Was von den Koalitionspartnern als Erfolg gefeiert wurde, ist in Wahrheit ein Armutszeugnis. Abgesehen von der immer wiederkehrenden Tatasache, dass Altenpflege gemeint ist, wenn von Pflege gesprochen wird, sind die angekündigten 8.000 Stellen natürlich ein Witz. Es gibt in Deutschland 12.000 Pflegeheime - die 8.000 neuen Pflegekräfte müssen sich also in ihrem Einsatz abwechseln. Wenn man sie denn findet, oder gibt es noch arbeitslose Schleckerfrauen (das war ja ein anderer peinlicher politischer Geistesblitz)?

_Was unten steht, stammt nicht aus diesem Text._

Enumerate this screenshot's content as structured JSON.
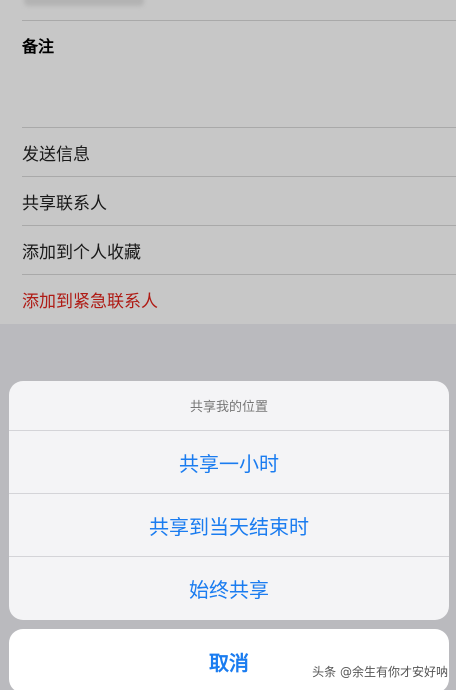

Ja, in Pflegeheimen herrschen Zustände, die dringend einer Veränderung bedürfen. Ob das die Bezahlung, die Stellenbesetzung oder die überbordende Dokumentation ist. Aber wieder einmal werden die Zustände in unseren Krankenhäusern total ausgeblendet. In Pflegeheimen geht es vor allem um Würde. In den Krankenhäusern geht es um Leben und Tod. Das soll nicht gegeneinander ausgespielt werden, aber die Zustände in den Krankenhäusern sind nicht minder dramatisch. Und nichts wird sich ändern. Wieder einmal nichts. Denn die Wurzel allen Übels ist das System. Es war der größte politische Fehler in der Vergangenheit, das Gesundheitssystem privaten Konzernen zu überlassen und damit das Wohlergehen der Bevölkerung von Renditen abhängig zu machen. Für mich eine unerträgliche Vorstellung, dass meine Pflichtversicherungsbeiträge(!) in die Taschen von Shareholdern fließen. In unserer Gesellschaft gibt es drei wichtige Säulen, um die sich einzig und allein der Staat zu kümmern hat. Das sind Sicherheit, Bildung und eben Gesundheit. Solange sich am marktorientierten Gesundheitssystem nichts ändert, wird sich an der Situation in der Pflege nichts ändern. Gespart, um Profit zu machen, wird immer wieder und immer weiter an der Pflege. Solange, bis es richtig knallt. Und dieser Tag wird kommen.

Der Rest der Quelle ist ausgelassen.